Oleh: Pravitasari dan Andi Pancanugraha
Pegawai di Kemendukbangga/BKKBN
Dalam beberapa tahun terakhir, berbagai tajuk utama pemberitaan mencerminkan adanya kekhawatiran yang semakin besar terhadap penurunan fertilitas.
Narasi krisis fertilitas telah mendominasi perhatian para pemimpin politik dunia dari mulai Elon Musk yang menyebut penurunan fertilitas sebagai "keruntuhan populasi" hingga peringatan Yoon Suk Yeol tentang "krisis demografi nasional" di Korea Selatan.
Indonesia pun tidak kebal terhadap kekhawatiran ini karena angka kelahiran total yang terus menurun, sementara jumlah penduduk lanjut usia akan terus meningkat.
Selama ini, kebijakan kependudukan Indonesia dievaluasi melalui indikator seperti angka kelahiran total (total fertility rate/TFR), rasio ketergantungan, dan seberapa dekat kita dengan "bonus demografi".
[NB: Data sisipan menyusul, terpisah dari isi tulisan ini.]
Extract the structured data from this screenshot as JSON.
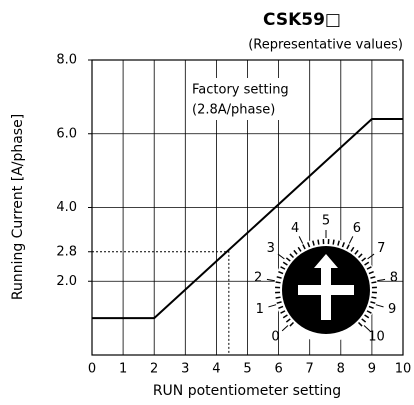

TFR dan parameter demografis lainnya seringkali disalahartikan sebagai tujuan akhir dari kebijakan kependudukan. Namun, laporan State of World Population 2025 dari United Nations Population Fund (UNFPA) menekankan bahwa isu sebenarnya terkait fertilitas di Asia dan Pasifik bukanlah soal jumlah kelahiran, melainkan penyangkalan terhadap kemampuan individu untuk mengambil keputusan yang terinformasi tentang kehidupan reproduksi, masa depan, dan keluarganya.
Kini Indonesia berada di titik krusial. Diperlukan pergeseran paradigma dalam memahami dan merespons penurunan populasi. Fertilitas rendah seharusnya dilihat sebagai sinyal untuk menelaah alasan individu memilih untuk memiliki anak lebih sedikit.
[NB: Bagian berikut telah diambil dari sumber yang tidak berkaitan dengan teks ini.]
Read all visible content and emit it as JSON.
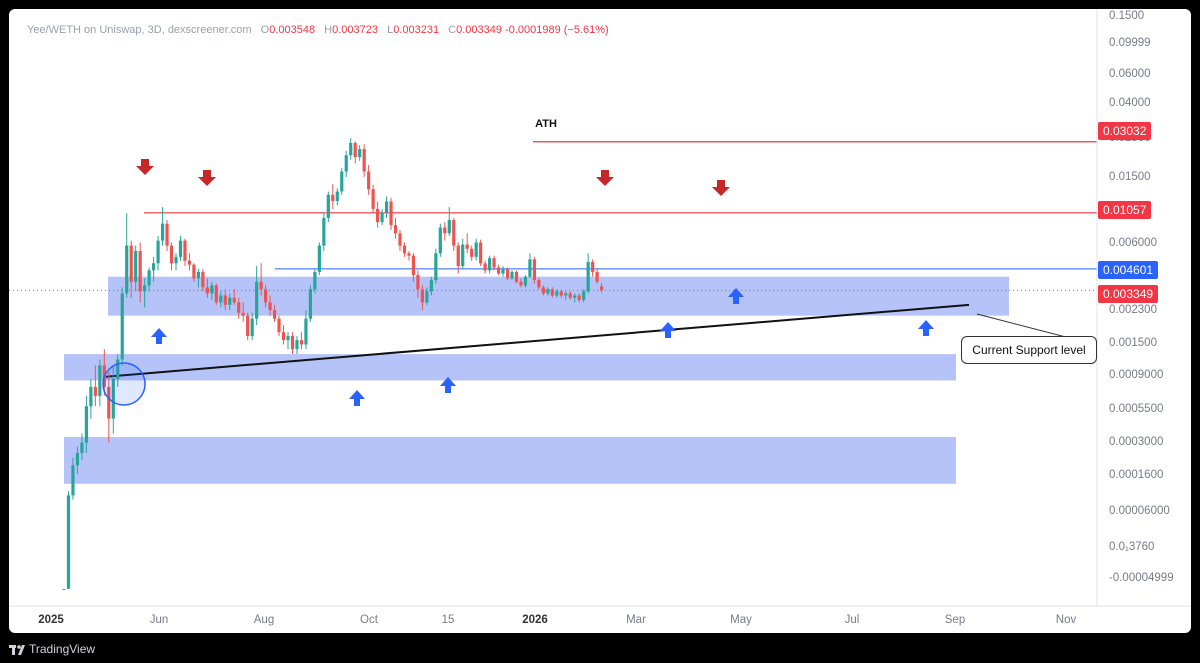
{
  "header": {
    "pair": "Yee/WETH on Uniswap, 3D, dexscreener.com",
    "o_label": "O",
    "o_value": "0.003548",
    "h_label": "H",
    "h_value": "0.003723",
    "l_label": "L",
    "l_value": "0.003231",
    "c_label": "C",
    "c_value": "0.003349",
    "change": "-0.0001989 (−5.61%)"
  },
  "footer": {
    "brand": "TradingView"
  },
  "annotations": {
    "ath_label": "ATH",
    "support_callout": "Current Support level"
  },
  "price_tags": {
    "ath": "0.03032",
    "resistance": "0.01057",
    "current_line": "0.004601",
    "last_price": "0.003349"
  },
  "colors": {
    "up": "#26a69a",
    "down": "#ef5350",
    "resistance": "#f23645",
    "blue_line": "#2962ff",
    "zone": "#a9b9f7",
    "arrow_up": "#2962ff",
    "arrow_down": "#c62828"
  },
  "chart_data": {
    "type": "candlestick",
    "y_scale": "log",
    "y_ticks": [
      "0.1500",
      "0.09999",
      "0.06000",
      "0.04000",
      "0.02500",
      "0.01500",
      "0.006000",
      "0.002300",
      "0.001500",
      "0.0009000",
      "0.0005500",
      "0.0003000",
      "0.0001600",
      "0.00006000",
      "0.0₁3760",
      "-0.00004999"
    ],
    "x_ticks": [
      "2025",
      "Jun",
      "Aug",
      "Oct",
      "15",
      "2026",
      "Mar",
      "May",
      "Jul",
      "Sep",
      "Nov"
    ],
    "horizontal_levels": [
      {
        "price": 0.03032,
        "label": "ATH"
      },
      {
        "price": 0.01057
      },
      {
        "price": 0.004601
      }
    ],
    "support_zones": [
      {
        "low": 0.0023,
        "high": 0.0041
      },
      {
        "low": 0.00088,
        "high": 0.0013
      },
      {
        "low": 0.00019,
        "high": 0.00038
      }
    ],
    "trendline": {
      "from_price": 0.00093,
      "to_price": 0.0027
    },
    "last_price": 0.003349,
    "candles": [
      [
        4e-05,
        4e-05,
        4e-05,
        4e-05
      ],
      [
        4e-05,
        0.00017,
        4e-05,
        0.00016
      ],
      [
        0.00016,
        0.00028,
        0.00015,
        0.00025
      ],
      [
        0.00025,
        0.00033,
        0.00022,
        0.0003
      ],
      [
        0.0003,
        0.0004,
        0.00027,
        0.00035
      ],
      [
        0.00035,
        0.0007,
        0.0003,
        0.0006
      ],
      [
        0.0006,
        0.0009,
        0.0005,
        0.0008
      ],
      [
        0.0008,
        0.0011,
        0.0006,
        0.0007
      ],
      [
        0.0007,
        0.0012,
        0.0006,
        0.0011
      ],
      [
        0.0011,
        0.0014,
        0.0007,
        0.0008
      ],
      [
        0.0008,
        0.001,
        0.00035,
        0.0005
      ],
      [
        0.0005,
        0.0011,
        0.0004,
        0.0009
      ],
      [
        0.0009,
        0.0013,
        0.0008,
        0.0012
      ],
      [
        0.0012,
        0.0035,
        0.0011,
        0.0032
      ],
      [
        0.0032,
        0.0105,
        0.003,
        0.0065
      ],
      [
        0.0065,
        0.007,
        0.003,
        0.0038
      ],
      [
        0.0038,
        0.0065,
        0.0033,
        0.006
      ],
      [
        0.006,
        0.0068,
        0.0028,
        0.0033
      ],
      [
        0.0033,
        0.004,
        0.0026,
        0.0036
      ],
      [
        0.0036,
        0.0047,
        0.0033,
        0.0045
      ],
      [
        0.0045,
        0.0055,
        0.0038,
        0.005
      ],
      [
        0.005,
        0.0075,
        0.0045,
        0.007
      ],
      [
        0.007,
        0.0115,
        0.0065,
        0.009
      ],
      [
        0.009,
        0.0095,
        0.006,
        0.0065
      ],
      [
        0.0065,
        0.0068,
        0.0045,
        0.005
      ],
      [
        0.005,
        0.0058,
        0.0045,
        0.0055
      ],
      [
        0.0055,
        0.0075,
        0.0052,
        0.007
      ],
      [
        0.007,
        0.0072,
        0.0048,
        0.0052
      ],
      [
        0.0052,
        0.0058,
        0.0045,
        0.0049
      ],
      [
        0.0049,
        0.005,
        0.0038,
        0.004
      ],
      [
        0.004,
        0.0046,
        0.0035,
        0.0044
      ],
      [
        0.0044,
        0.0046,
        0.0033,
        0.0035
      ],
      [
        0.0035,
        0.004,
        0.003,
        0.0032
      ],
      [
        0.0032,
        0.0038,
        0.0029,
        0.0036
      ],
      [
        0.0036,
        0.0037,
        0.0027,
        0.0028
      ],
      [
        0.0028,
        0.0033,
        0.0026,
        0.0031
      ],
      [
        0.0031,
        0.0034,
        0.0025,
        0.0027
      ],
      [
        0.0027,
        0.0032,
        0.0025,
        0.003
      ],
      [
        0.003,
        0.0034,
        0.0027,
        0.0028
      ],
      [
        0.0028,
        0.003,
        0.0022,
        0.0024
      ],
      [
        0.0024,
        0.0028,
        0.0021,
        0.0023
      ],
      [
        0.0023,
        0.0024,
        0.0016,
        0.0017
      ],
      [
        0.0017,
        0.0024,
        0.0016,
        0.0022
      ],
      [
        0.0022,
        0.0048,
        0.002,
        0.0038
      ],
      [
        0.0038,
        0.005,
        0.0031,
        0.0034
      ],
      [
        0.0034,
        0.0036,
        0.0026,
        0.0028
      ],
      [
        0.0028,
        0.0031,
        0.0023,
        0.0025
      ],
      [
        0.0025,
        0.0027,
        0.0021,
        0.0022
      ],
      [
        0.0022,
        0.0023,
        0.0017,
        0.0018
      ],
      [
        0.0018,
        0.002,
        0.0015,
        0.0016
      ],
      [
        0.0016,
        0.0018,
        0.0014,
        0.0017
      ],
      [
        0.0017,
        0.0018,
        0.0013,
        0.0014
      ],
      [
        0.0014,
        0.0017,
        0.0013,
        0.0016
      ],
      [
        0.0016,
        0.0018,
        0.0014,
        0.0015
      ],
      [
        0.0015,
        0.0025,
        0.0014,
        0.0022
      ],
      [
        0.0022,
        0.0036,
        0.0021,
        0.0034
      ],
      [
        0.0034,
        0.0046,
        0.0032,
        0.0044
      ],
      [
        0.0044,
        0.0068,
        0.0042,
        0.0065
      ],
      [
        0.0065,
        0.0105,
        0.006,
        0.0098
      ],
      [
        0.0098,
        0.0145,
        0.0092,
        0.0138
      ],
      [
        0.0138,
        0.0162,
        0.0112,
        0.0126
      ],
      [
        0.0126,
        0.0152,
        0.0118,
        0.0145
      ],
      [
        0.0145,
        0.0205,
        0.0138,
        0.0195
      ],
      [
        0.0195,
        0.0265,
        0.018,
        0.0248
      ],
      [
        0.0248,
        0.032,
        0.0232,
        0.0298
      ],
      [
        0.0298,
        0.0305,
        0.022,
        0.0242
      ],
      [
        0.0242,
        0.0288,
        0.0228,
        0.0272
      ],
      [
        0.0272,
        0.0292,
        0.018,
        0.0195
      ],
      [
        0.0195,
        0.0215,
        0.0138,
        0.015
      ],
      [
        0.015,
        0.016,
        0.0105,
        0.0112
      ],
      [
        0.0112,
        0.0125,
        0.0085,
        0.0092
      ],
      [
        0.0092,
        0.0112,
        0.0088,
        0.0106
      ],
      [
        0.0106,
        0.0135,
        0.0098,
        0.0125
      ],
      [
        0.0125,
        0.0132,
        0.0082,
        0.0088
      ],
      [
        0.0088,
        0.0098,
        0.0072,
        0.0078
      ],
      [
        0.0078,
        0.0082,
        0.006,
        0.0065
      ],
      [
        0.0065,
        0.0068,
        0.0055,
        0.0058
      ],
      [
        0.0058,
        0.006,
        0.0052,
        0.0056
      ],
      [
        0.0056,
        0.0058,
        0.0038,
        0.0042
      ],
      [
        0.0042,
        0.0045,
        0.003,
        0.0034
      ],
      [
        0.0034,
        0.0036,
        0.0025,
        0.0028
      ],
      [
        0.0028,
        0.0035,
        0.0027,
        0.0033
      ],
      [
        0.0033,
        0.0041,
        0.0031,
        0.0039
      ],
      [
        0.0039,
        0.0062,
        0.0037,
        0.0058
      ],
      [
        0.0058,
        0.009,
        0.0055,
        0.0085
      ],
      [
        0.0085,
        0.0092,
        0.007,
        0.0078
      ],
      [
        0.0078,
        0.0115,
        0.0075,
        0.0095
      ],
      [
        0.0095,
        0.0098,
        0.006,
        0.0065
      ],
      [
        0.0065,
        0.0068,
        0.0043,
        0.0048
      ],
      [
        0.0048,
        0.0072,
        0.0046,
        0.0066
      ],
      [
        0.0066,
        0.0078,
        0.0058,
        0.0062
      ],
      [
        0.0062,
        0.0065,
        0.0052,
        0.0055
      ],
      [
        0.0055,
        0.0072,
        0.0052,
        0.0068
      ],
      [
        0.0068,
        0.0071,
        0.0048,
        0.005
      ],
      [
        0.005,
        0.0052,
        0.0043,
        0.0045
      ],
      [
        0.0045,
        0.0056,
        0.0043,
        0.0054
      ],
      [
        0.0054,
        0.0056,
        0.0045,
        0.0047
      ],
      [
        0.0047,
        0.0049,
        0.0042,
        0.0043
      ],
      [
        0.0043,
        0.0048,
        0.0041,
        0.0046
      ],
      [
        0.0046,
        0.0047,
        0.0039,
        0.004
      ],
      [
        0.004,
        0.0045,
        0.0039,
        0.0044
      ],
      [
        0.0044,
        0.0045,
        0.0037,
        0.0038
      ],
      [
        0.0038,
        0.004,
        0.0035,
        0.0036
      ],
      [
        0.0036,
        0.0042,
        0.0035,
        0.0041
      ],
      [
        0.0041,
        0.0058,
        0.004,
        0.0053
      ],
      [
        0.0053,
        0.0055,
        0.0037,
        0.0039
      ],
      [
        0.0039,
        0.004,
        0.0034,
        0.0035
      ],
      [
        0.0035,
        0.0036,
        0.0031,
        0.0032
      ],
      [
        0.0032,
        0.0035,
        0.0031,
        0.0034
      ],
      [
        0.0034,
        0.0035,
        0.003,
        0.0031
      ],
      [
        0.0031,
        0.0034,
        0.003,
        0.0033
      ],
      [
        0.0033,
        0.0034,
        0.003,
        0.0031
      ],
      [
        0.0031,
        0.0033,
        0.0029,
        0.0032
      ],
      [
        0.0032,
        0.0033,
        0.0029,
        0.003
      ],
      [
        0.003,
        0.0032,
        0.0028,
        0.0031
      ],
      [
        0.0031,
        0.0032,
        0.0028,
        0.0029
      ],
      [
        0.0029,
        0.0034,
        0.0028,
        0.0033
      ],
      [
        0.0033,
        0.0058,
        0.0032,
        0.0051
      ],
      [
        0.0051,
        0.0053,
        0.0041,
        0.0044
      ],
      [
        0.0044,
        0.0046,
        0.0037,
        0.0038
      ],
      [
        0.003548,
        0.003723,
        0.003231,
        0.003349
      ]
    ]
  }
}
Untuk memahami penurunan fertilitas secara bermakna, kita harus bertanya terlebih dahulu: apakah tanggung jawab pengasuhan dibagi secara adil di dalam rumah tangga dan didukung kebijakan publik? Apakah orangtua memiliki akses terhadap layanan penitipan anak yang terjangkau, pendidikan berkualitas, dan layanan kesehatan yang komprehensif? Apakah anak muda mampu merencanakan masa depan tanpa terbebani ketidakpastian ekonomi?
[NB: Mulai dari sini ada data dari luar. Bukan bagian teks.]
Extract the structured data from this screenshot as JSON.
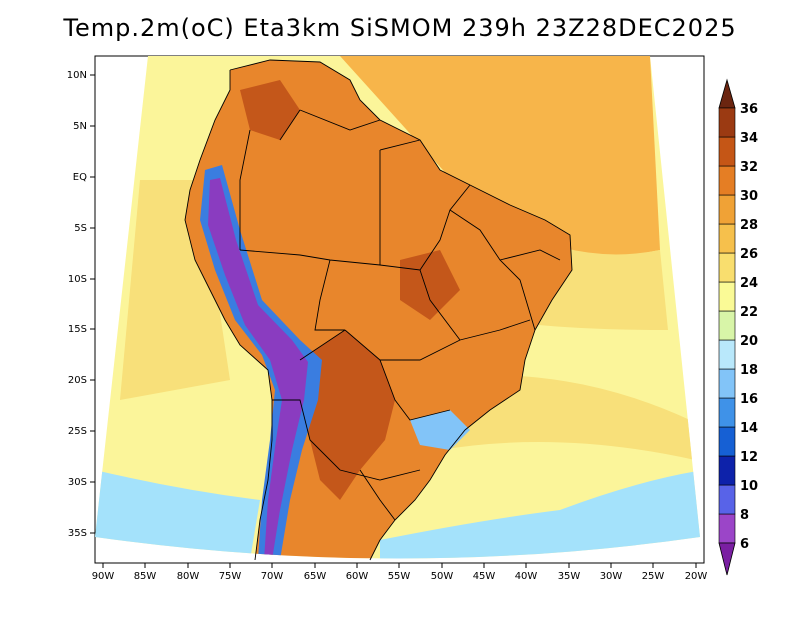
{
  "title": "Temp.2m(oC) Eta3km SiSMOM 239h 23Z28DEC2025",
  "latitude_labels": [
    "10N",
    "5N",
    "EQ",
    "5S",
    "10S",
    "15S",
    "20S",
    "25S",
    "30S",
    "35S"
  ],
  "longitude_labels": [
    "90W",
    "85W",
    "80W",
    "75W",
    "70W",
    "65W",
    "60W",
    "55W",
    "50W",
    "45W",
    "40W",
    "35W",
    "30W",
    "25W",
    "20W"
  ],
  "colorbar": {
    "labels": [
      "6",
      "8",
      "10",
      "12",
      "14",
      "16",
      "18",
      "20",
      "22",
      "24",
      "26",
      "28",
      "30",
      "32",
      "34",
      "36"
    ],
    "colors": [
      "#7a1fa2",
      "#9b45c8",
      "#5863e8",
      "#0d22aa",
      "#1660d4",
      "#3f92e8",
      "#82c4f8",
      "#b9e8fb",
      "#d8f5a8",
      "#fafa96",
      "#f9de6e",
      "#f6c04c",
      "#f0a236",
      "#e57e24",
      "#c55616",
      "#9b3a12",
      "#6b2510"
    ]
  },
  "fields": {
    "ocean_warm": "#f7b54a",
    "ocean_mid": "#f8e07a",
    "ocean_cool": "#fbf59a",
    "ocean_cold": "#a4e2fb",
    "land_hot": "#e8862c",
    "land_very_hot": "#c4571a",
    "andes_cold": "#8a3cc0",
    "andes_mid": "#3a7de0"
  }
}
Lebih dari itu, penting untuk menyadari bahwa penurunan fertilitas sering kali mencerminkan eksklusi sistemik terhadap perempuan dalam dunia kerja dan ruang publik. Ketika sistem sosial dan ekonomi tidak mengakomodasi beban ganda perempuan sebagai pekerja dan pengasuh, maka pilihan untuk memiliki anak menjadi semakin berat. Dengan demikian, respons kebijakan tidak bisa netral gender.
Reformasi dalam perlindungan kerja, cuti orangtua, dan fleksibilitas kerja menjadi bagian dari strategi jangka panjang yang harus terintegrasi dalam kebijakan kependudukan.
Lebih lanjut, kebijakan kependudukan juga harus mampu menjawab dinamika aspirasi generasi muda yang semakin menuntut keseimbangan antara kehidupan personal, karier, dan peran sosial.
Keputusan seseorang menunda pernikahan atau memilih tidak memiliki anak, bisa jadi bukan semata-mata karena individualisme, tetapi karena mereka menghadapi sistem sosial dan ekonomi yang tidak responsif terhadap kebutuhan mereka.
Oleh karena itu, kebijakan yang ingin meningkatkan fertilitas tidak boleh bersifat koersif atau dalam bentuk insentif jangka pendek semata.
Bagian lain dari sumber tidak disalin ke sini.